In light of this growing trend, retailers are seeking deeper insights into how to maximize the multi-channel experience and build customer advocacy so they can successfully evolve with customers' needs over time. "Since multi-channel is still an area of discovery for many, retailers are looking for guidance around how to navigate the process to inspire greater loyalty among customers and drive increased profitability across the business," said Fred Balboni, Global Retail Industry Leader, IBM. "To realize the desired gains, retailers need to understand the factors that are really driving consumers to shop."

Key findings of the report include:
Top multi-channel product category: Consumer electronics purchases emerged as the most frequently shopped product category among multi-channel shoppers. Apparel/Accessories & Footwear, Home Improvement/Do-it-Yourself and Appliances came in as the next most popular product categories. The report also revealed that in the U.S., Apparel/Accessories & Footwear and Grocery have the greatest percentage of impulse purchase decisions per basket. In the UK, the grocery market had the highest number of impulse purchase decisions per basket, as well as the largest percentage of impulse shoppers.

Preferred shopping experience: Over 75 percent of shoppers cited that they prefer shopping "Online to Store" followed by "Store to Online" (7+ percent) and "Online to Call Center" (3+ percent) across all product categories -- these combinations were nearly identical for U.S. and UK consumers.
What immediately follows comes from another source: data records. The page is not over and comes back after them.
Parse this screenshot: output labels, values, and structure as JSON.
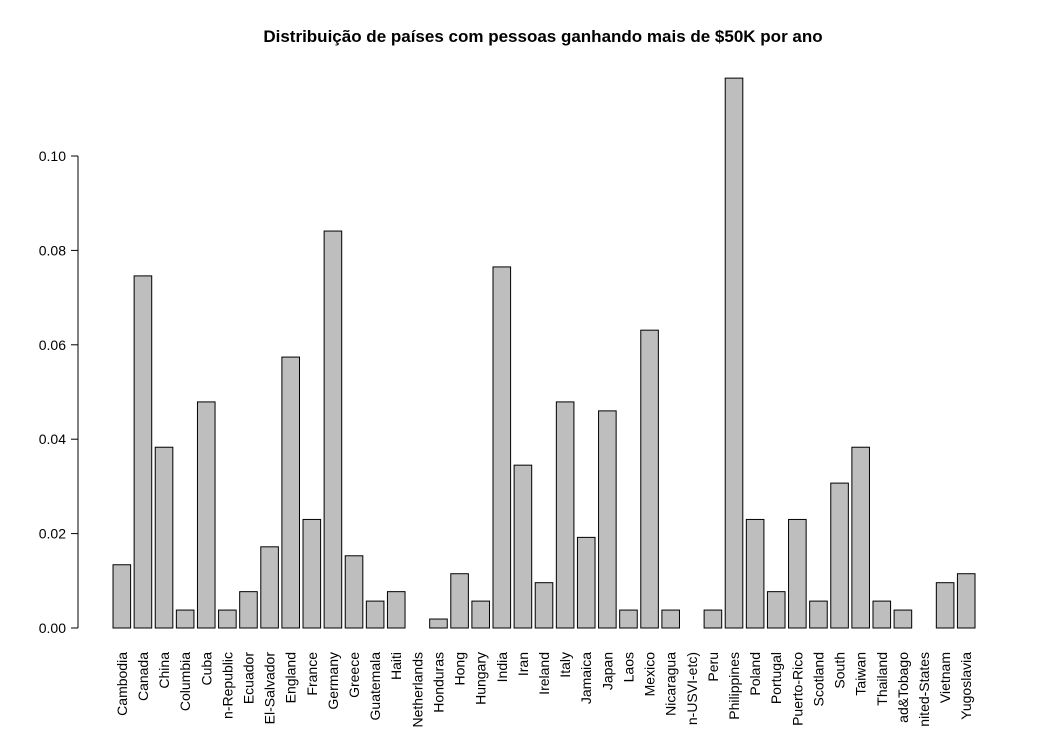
{
  "chart_data": {
    "type": "bar",
    "title": "Distribuição de países com pessoas ganhando mais de $50K por ano",
    "categories": [
      "Cambodia",
      "Canada",
      "China",
      "Columbia",
      "Cuba",
      "n-Republic",
      "Ecuador",
      "El-Salvador",
      "England",
      "France",
      "Germany",
      "Greece",
      "Guatemala",
      "Haiti",
      "Netherlands",
      "Honduras",
      "Hong",
      "Hungary",
      "India",
      "Iran",
      "Ireland",
      "Italy",
      "Jamaica",
      "Japan",
      "Laos",
      "Mexico",
      "Nicaragua",
      "n-USVI-etc)",
      "Peru",
      "Philippines",
      "Poland",
      "Portugal",
      "Puerto-Rico",
      "Scotland",
      "South",
      "Taiwan",
      "Thailand",
      "ad&Tobago",
      "nited-States",
      "Vietnam",
      "Yugoslavia"
    ],
    "values": [
      0.0134,
      0.0746,
      0.0383,
      0.0038,
      0.0479,
      0.0038,
      0.0077,
      0.0172,
      0.0574,
      0.023,
      0.0841,
      0.0153,
      0.0057,
      0.0077,
      0,
      0.0019,
      0.0115,
      0.0057,
      0.0765,
      0.0345,
      0.0096,
      0.0479,
      0.0192,
      0.046,
      0.0038,
      0.0631,
      0.0038,
      0,
      0.0038,
      0.1165,
      0.023,
      0.0077,
      0.023,
      0.0057,
      0.0307,
      0.0383,
      0.0057,
      0.0038,
      0,
      0.0096,
      0.0115
    ],
    "color": "#bebebe",
    "ylim": [
      0,
      0.12
    ],
    "yticks": [
      {
        "value": 0,
        "label": "0.00"
      },
      {
        "value": 0.02,
        "label": "0.02"
      },
      {
        "value": 0.04,
        "label": "0.04"
      },
      {
        "value": 0.06,
        "label": "0.06"
      },
      {
        "value": 0.08,
        "label": "0.08"
      },
      {
        "value": 0.1,
        "label": "0.10"
      }
    ]
  }
}
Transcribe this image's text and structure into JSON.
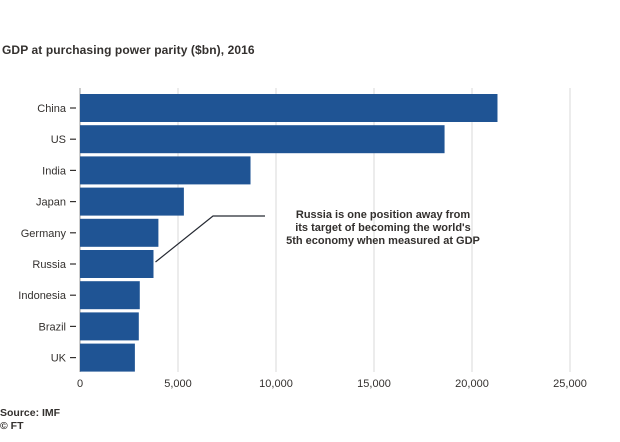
{
  "chart_data": {
    "type": "bar",
    "orientation": "horizontal",
    "title": "GDP at purchasing power parity ($bn), 2016",
    "categories": [
      "China",
      "US",
      "India",
      "Japan",
      "Germany",
      "Russia",
      "Indonesia",
      "Brazil",
      "UK"
    ],
    "values": [
      21300,
      18600,
      8700,
      5300,
      4000,
      3750,
      3050,
      3000,
      2800
    ],
    "xlim": [
      0,
      25000
    ],
    "xticks": [
      0,
      5000,
      10000,
      15000,
      20000,
      25000
    ],
    "xtick_labels": [
      "0",
      "5,000",
      "10,000",
      "15,000",
      "20,000",
      "25,000"
    ],
    "grid": true,
    "bar_color": "#1f5494",
    "annotation": {
      "target": "Russia",
      "text_lines": [
        "Russia is one position away from",
        "its target of becoming the world's",
        "5th economy when measured at GDP"
      ]
    }
  },
  "footer": {
    "source": "Source: IMF",
    "credit": "© FT"
  },
  "colors": {
    "background": "#ffffff",
    "bar": "#1f5494",
    "grid": "#d9d9d9",
    "text": "#33302e"
  }
}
Based on average basket size, consumers in the U.S. spent the most on purchases made between the "Online to Call Center" channels. On the flip side, consumers in the UK spent the most between the "Online to Mobile" segments.

Profile of multi-channel shopper: In the U.S., the age group with the greatest percentage of multi-channel shoppers (those who are defined by shopping once a month or more) is 18-24 years; in the UK, core multi-channel shoppers are slightly older between 25-34 years.
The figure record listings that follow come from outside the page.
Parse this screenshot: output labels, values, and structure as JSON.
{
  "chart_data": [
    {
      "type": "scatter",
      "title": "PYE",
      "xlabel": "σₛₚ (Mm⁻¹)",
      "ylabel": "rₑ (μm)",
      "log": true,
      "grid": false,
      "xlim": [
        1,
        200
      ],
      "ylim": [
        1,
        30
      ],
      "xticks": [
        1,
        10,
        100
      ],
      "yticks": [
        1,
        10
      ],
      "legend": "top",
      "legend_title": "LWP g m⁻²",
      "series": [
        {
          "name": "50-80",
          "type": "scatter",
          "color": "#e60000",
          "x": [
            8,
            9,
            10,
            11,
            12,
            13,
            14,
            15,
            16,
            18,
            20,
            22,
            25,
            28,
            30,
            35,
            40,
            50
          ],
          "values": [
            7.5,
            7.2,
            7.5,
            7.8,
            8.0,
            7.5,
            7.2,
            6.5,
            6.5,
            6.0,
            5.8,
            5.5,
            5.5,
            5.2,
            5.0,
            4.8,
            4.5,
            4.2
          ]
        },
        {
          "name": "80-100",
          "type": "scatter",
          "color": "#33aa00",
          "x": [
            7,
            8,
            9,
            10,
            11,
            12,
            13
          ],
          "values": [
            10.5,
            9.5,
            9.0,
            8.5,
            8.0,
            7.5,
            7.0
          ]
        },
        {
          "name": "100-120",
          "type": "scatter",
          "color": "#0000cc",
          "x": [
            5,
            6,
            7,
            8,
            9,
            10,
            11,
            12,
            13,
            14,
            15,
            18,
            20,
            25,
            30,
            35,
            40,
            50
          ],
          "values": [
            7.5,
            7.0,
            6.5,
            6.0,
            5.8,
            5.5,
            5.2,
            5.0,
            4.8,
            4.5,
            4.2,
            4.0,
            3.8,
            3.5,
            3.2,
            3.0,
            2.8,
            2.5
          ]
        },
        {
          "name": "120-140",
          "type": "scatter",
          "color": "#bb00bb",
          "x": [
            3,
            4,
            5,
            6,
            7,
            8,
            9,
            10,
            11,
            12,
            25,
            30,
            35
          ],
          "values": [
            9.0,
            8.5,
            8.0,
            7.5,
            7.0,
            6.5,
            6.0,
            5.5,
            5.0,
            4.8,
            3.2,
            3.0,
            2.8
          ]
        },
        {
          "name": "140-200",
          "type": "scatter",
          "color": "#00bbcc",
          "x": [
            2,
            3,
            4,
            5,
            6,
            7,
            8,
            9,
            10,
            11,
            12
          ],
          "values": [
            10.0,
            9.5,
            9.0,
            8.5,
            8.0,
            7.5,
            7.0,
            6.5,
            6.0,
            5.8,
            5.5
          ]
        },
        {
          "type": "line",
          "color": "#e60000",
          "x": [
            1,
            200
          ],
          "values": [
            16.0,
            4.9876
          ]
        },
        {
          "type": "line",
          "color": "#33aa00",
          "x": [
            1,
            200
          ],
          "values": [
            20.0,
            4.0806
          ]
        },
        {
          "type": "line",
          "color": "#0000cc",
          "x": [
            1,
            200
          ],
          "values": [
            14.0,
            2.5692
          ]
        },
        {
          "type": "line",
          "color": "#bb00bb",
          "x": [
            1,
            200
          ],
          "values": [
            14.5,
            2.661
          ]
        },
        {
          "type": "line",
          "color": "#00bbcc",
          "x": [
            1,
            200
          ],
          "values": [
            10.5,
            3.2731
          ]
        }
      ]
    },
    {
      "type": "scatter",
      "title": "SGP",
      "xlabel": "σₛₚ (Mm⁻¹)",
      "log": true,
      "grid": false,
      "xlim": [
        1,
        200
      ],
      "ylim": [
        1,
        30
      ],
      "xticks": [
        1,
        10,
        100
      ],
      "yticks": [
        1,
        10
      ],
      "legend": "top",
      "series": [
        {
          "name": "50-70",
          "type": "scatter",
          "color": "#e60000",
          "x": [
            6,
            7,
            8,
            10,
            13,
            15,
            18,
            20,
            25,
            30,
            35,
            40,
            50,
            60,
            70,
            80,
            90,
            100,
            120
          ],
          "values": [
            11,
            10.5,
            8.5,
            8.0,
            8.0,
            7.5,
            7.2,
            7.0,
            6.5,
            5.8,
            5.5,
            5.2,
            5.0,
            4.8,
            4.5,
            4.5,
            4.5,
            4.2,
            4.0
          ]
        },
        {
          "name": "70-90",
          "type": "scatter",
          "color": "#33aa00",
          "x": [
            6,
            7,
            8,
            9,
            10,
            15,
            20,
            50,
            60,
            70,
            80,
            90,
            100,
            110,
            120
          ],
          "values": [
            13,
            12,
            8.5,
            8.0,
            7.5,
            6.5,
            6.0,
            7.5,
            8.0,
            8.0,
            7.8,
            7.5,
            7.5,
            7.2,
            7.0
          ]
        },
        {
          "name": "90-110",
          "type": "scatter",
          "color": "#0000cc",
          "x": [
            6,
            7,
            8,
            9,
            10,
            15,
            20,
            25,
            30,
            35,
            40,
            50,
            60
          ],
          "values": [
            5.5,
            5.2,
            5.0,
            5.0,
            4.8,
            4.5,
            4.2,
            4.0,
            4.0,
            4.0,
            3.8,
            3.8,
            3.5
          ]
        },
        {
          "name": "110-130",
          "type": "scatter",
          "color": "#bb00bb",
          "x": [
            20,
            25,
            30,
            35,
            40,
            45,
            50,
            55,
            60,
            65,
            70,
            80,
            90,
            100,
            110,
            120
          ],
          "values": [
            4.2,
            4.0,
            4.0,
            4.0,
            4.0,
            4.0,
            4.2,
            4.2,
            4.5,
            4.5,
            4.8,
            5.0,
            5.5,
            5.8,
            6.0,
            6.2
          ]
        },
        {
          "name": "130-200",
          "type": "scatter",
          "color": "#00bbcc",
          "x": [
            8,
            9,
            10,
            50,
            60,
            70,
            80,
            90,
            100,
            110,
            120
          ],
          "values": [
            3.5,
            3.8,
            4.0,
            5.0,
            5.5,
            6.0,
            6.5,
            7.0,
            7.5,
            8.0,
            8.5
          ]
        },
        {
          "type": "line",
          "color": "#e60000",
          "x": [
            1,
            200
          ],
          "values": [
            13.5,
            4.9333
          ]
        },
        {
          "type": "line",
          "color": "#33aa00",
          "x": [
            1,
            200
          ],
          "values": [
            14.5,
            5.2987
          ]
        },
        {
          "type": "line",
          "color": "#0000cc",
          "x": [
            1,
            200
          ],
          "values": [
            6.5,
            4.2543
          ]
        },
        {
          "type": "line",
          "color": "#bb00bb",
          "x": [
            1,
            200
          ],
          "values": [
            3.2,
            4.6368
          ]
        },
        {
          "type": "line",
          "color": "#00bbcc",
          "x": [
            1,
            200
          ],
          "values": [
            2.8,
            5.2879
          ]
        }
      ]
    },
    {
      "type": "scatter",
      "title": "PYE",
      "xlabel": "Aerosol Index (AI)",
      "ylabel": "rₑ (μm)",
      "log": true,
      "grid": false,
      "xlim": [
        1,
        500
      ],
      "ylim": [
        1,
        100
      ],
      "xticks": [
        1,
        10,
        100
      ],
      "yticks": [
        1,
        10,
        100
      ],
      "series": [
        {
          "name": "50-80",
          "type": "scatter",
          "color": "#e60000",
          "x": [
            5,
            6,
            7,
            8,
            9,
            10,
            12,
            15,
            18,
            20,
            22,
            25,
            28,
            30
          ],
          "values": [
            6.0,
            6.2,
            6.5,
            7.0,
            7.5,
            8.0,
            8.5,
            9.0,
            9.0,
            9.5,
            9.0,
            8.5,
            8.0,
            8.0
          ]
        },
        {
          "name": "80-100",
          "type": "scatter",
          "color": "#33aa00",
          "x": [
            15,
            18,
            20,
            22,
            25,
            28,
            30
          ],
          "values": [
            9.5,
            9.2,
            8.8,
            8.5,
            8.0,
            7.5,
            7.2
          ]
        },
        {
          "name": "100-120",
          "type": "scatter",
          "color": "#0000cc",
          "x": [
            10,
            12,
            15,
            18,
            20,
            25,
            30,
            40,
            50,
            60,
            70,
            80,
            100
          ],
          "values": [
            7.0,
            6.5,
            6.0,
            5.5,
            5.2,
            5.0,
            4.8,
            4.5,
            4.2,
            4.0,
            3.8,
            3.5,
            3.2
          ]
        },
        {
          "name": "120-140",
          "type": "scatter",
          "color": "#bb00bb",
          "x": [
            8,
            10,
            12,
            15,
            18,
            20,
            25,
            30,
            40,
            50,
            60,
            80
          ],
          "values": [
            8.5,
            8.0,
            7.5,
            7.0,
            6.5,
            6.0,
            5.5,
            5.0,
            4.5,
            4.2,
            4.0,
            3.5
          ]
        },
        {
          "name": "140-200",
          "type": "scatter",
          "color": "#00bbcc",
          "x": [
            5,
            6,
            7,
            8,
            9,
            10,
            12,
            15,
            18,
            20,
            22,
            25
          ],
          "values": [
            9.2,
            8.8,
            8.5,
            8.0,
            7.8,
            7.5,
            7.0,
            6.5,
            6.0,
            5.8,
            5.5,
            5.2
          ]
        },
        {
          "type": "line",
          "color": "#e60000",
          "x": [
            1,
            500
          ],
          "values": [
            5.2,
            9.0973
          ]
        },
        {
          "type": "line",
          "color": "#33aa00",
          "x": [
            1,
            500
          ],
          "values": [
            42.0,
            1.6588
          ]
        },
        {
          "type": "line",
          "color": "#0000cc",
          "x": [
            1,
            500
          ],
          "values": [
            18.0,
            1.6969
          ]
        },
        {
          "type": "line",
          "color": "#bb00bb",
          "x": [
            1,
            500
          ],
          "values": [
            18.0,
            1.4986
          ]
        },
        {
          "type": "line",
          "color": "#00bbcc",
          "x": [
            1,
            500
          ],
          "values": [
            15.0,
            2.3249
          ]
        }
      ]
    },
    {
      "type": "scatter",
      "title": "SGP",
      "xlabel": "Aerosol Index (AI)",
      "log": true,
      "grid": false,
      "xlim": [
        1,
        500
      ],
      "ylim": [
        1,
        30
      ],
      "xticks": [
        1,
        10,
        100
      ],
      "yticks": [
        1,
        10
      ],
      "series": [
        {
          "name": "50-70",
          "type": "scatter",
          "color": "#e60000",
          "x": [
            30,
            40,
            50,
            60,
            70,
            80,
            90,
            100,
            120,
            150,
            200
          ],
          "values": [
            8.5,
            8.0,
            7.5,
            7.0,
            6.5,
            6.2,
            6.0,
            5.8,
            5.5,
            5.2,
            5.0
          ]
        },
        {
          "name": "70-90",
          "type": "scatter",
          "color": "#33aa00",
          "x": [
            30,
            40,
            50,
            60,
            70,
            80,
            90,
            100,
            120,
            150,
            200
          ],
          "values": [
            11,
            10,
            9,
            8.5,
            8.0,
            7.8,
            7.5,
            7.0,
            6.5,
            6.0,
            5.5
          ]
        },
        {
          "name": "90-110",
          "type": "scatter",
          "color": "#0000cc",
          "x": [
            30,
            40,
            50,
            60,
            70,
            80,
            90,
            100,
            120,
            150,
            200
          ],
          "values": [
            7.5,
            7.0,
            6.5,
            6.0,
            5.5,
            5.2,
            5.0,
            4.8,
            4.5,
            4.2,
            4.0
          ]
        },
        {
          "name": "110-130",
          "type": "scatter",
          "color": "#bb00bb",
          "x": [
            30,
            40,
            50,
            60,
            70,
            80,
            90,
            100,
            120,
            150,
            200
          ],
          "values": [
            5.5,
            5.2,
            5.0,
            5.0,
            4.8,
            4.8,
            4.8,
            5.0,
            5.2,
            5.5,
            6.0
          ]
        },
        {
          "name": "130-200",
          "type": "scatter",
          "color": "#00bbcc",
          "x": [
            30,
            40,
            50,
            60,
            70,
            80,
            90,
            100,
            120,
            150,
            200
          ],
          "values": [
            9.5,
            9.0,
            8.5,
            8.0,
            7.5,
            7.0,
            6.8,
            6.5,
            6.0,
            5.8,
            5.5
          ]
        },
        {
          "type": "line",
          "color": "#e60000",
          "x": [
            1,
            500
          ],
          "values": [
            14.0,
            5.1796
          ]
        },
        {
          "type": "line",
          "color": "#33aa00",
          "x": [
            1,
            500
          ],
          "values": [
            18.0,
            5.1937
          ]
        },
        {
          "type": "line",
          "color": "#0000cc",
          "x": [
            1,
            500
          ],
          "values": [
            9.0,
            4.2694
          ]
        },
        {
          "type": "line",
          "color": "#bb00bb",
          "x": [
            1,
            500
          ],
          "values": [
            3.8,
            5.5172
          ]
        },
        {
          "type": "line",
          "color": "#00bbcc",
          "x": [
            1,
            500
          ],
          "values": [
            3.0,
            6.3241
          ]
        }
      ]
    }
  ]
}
Switching Loyalties between Channels and Retailers: Between 46-50 percent of all shoppers in the U.S. and the UK admitted to switching loyalties to retailers as they shopped across different channels. Overall, most consumers cited price as their primary motivation for change, followed by convenience and product availability.

About the Study
The findings of this report are based on a survey of nearly 4,300 U.S. and UK consumers from the U.S. and the UK. The population included a wide range of demographics (gender, age, family status) comprising equal numbers of men and women, with an above average national income.